The Taggets with (l-r) Sara, Mira, and RCPD specialist Darryl Steele
Mira, a senior studying elementary education at MSU, applied to become a Tagget Fellow with a proposal to create reading workshops that would connect students with learning disabilities to innovative reading strategies, helping to improve their reading skills and comfort.
Preston says, “I know as a college student that the reading load required is very demanding and overwhelming at times. This program was specifically addressed to help students who have learning and reading disabilities, like myself, who want to become more efficient readers.”
Last semester she worked closely with RCPD specialists Darryl Steele and Virginia Rutan to conduct a survey that identified certain areas of reading comprehension and skills that RCPD students wanted to focus on the most.
She is continuing her plans this semester by working with Explorations in Ability Coordinator Regina Carey to make stronger networks with different academic programs around campus. She is excited to bring a student perspective to the project and looks forward to creating “more academic support for all RCPD students by improving connections between RCPD and other academic programs.”
Mira feels that “one of the most rewarding things about being a Tagget fellow is getting to work with students in the S.T.A.T.E program and be a mentor to two specific students.” She adds, “I love being able to help students reach their academic goals and learn strategies and skills that will help them be successful in college.”
Sara Sherman also took the opportunity of receiving the Tagget Fellowship to do something aligned with her own interests. She wondered how she could pair her passion for exercise with strategies for reducing stress and anxiety to help students at RCPD. The answer? Sara created a club, the “Adapted Physical Activity Continuum”, for students at RCPD with any type of disability to cope with stress in healthy ways.

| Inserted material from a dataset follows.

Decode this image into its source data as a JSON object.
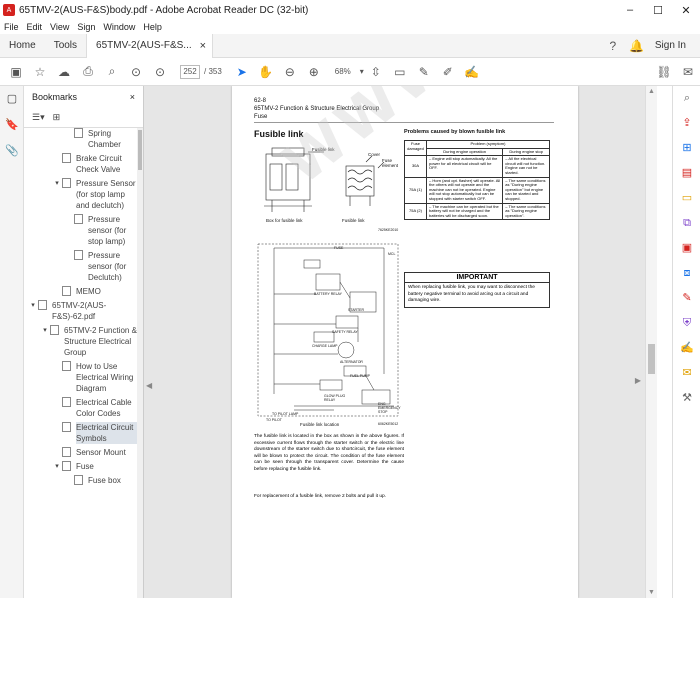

As a Kinesiology major, Sherman has always had “a huge passion for exercise and how exercise can be medicine for stress relief and help social interactions.” Sports have always been a huge part of her life and she believes that “even if an individual isn’t an extremely athletic one, there are ways that athletics and movement can be integrated into daily routines without knowing it.”

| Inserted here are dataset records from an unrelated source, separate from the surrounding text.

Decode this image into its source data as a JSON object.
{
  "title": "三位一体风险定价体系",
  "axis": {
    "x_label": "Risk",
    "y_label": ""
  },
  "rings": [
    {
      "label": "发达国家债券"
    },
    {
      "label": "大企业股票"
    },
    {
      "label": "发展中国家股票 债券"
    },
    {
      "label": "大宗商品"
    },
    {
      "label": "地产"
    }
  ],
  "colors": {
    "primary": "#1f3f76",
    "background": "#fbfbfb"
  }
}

The Adapted Physical Activity Continuum has offered RCPD students a wide range of events this school year including a Guided Imagery class that helps with anxiety, attending the U of M vs. MSU women’s basketball game, and hosting an adapted self-defense class for students with any kind of disability. All of the activities combined exercise and a social interaction component, allowing the students to have a lot of fun along the way too.
Sara Sherman (far right) and students in the Physical Activity Club attend the women's MSU vs. U of M basketball game!
Plans for the rest of the semester are abundant, as Sherman hopes to offer a walk-through of campus that ends with yoga or a relaxation piece in one of the gardens, attend the men’s baseball game vs. U of M as a group, and host an event integrated with the wheelchair basketball class.
Sherman says, “The Tagget Fellowship has been a huge part of this year because I am seeing how to apply what I have been learning across my four years in a creative fashion and to share my passions with others in unique ways.”
RCPD Specialist Darryl Steele, who has worked with Mira and Sara, is very happy with the work they have accomplished: “The recipients of the 2012-2013 Katrina Tagget Fellowship, Mira Preston and Sara Sherman, were the right choice. They were selected, in part, because of their creative ideas and previous accomplishments. They have joined RCPD as Tagget Fellows and brought along enthusiasm and great fortitude. I look forward to seeing how their ideas develop into awesome learning experiences this semester.”